For the moment, President Kabila has not yet announced that he will stand in the elections. However, this will be decided before Aug. 8, the final day for the registration of presidential candidates.
So far, the Lay Committee of Coordination has organized three protest marches against Kabila’s abuse of power, on Dec. 31, Jan. 21 and Feb. 25. These resulted in 17 deaths. Kabila became president in 2011. His second and last constitutional mandate ended on Dec. 19, 2016, but Kabila still maintains his grip on power.
Since Dec. 31, 2017, the Catholic priests, bishops, laypeople and church institutions have been in the front line of protest his regime.
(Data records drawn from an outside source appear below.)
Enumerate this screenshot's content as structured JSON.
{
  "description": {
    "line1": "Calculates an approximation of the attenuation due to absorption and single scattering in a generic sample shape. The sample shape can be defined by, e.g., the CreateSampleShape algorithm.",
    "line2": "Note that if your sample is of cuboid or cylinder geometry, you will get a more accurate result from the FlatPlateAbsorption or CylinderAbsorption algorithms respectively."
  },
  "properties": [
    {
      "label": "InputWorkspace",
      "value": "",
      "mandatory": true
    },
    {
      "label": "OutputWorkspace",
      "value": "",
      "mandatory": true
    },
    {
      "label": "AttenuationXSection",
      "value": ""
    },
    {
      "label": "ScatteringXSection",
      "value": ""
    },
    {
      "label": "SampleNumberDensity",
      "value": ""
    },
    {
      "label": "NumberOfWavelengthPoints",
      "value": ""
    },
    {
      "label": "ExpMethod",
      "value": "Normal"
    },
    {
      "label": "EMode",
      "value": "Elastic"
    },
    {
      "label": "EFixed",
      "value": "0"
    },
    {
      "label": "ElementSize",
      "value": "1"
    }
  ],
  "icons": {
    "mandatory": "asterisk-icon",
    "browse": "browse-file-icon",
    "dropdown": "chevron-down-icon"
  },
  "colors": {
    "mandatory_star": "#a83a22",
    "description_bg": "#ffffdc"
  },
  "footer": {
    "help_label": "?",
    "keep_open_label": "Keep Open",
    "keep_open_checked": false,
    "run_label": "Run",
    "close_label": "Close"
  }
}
During the press conference on July 20 July, DCUD stated that it would like to see Cardinal Monsengwo – if he wins the elections – assume the presidency of the Republic for a transition period of five years, allowing for free, transparent and peaceful elections in 2023.
According to Odette Babandoa, national executive secretary of the hitherto unknown DCUD and president of the Union of Republican Patriots (UPR), a political party, the Catholic Church should “give Cardinal Monsengwo freedom” for the good of the DR Congo and its stability.
The DCUD has, moreover, appealed to opposition leaders, well-known personalities in society and to potential presidential candidates to support Cardinal Monsengwo’s candidacy.
Furthermore, the DCUD said the Lay Committee of Coordination would be more useful to elect Monsengwo as president than “to regularly organize protest marches.”
In November 2017, the citizens’ movement, Peace and Solidarity, organized a voting survey, called the “citizen vote.” At the beginning of 2018, the results of this public survey designated Cardinal Monsengwo as the most appropriate person to “administrate” the lead-up to a political transition.
Monsengwo had been chosen by 3,581,423 voters, ahead of important Congolese personalities such as Denis Mukwege, gynecologist and human rights activist, Pastor André Bokunda, president of the Church of Christ of the Congo, and Archbishop Marcel Utembi Tapa, president of the Episcopal Conference.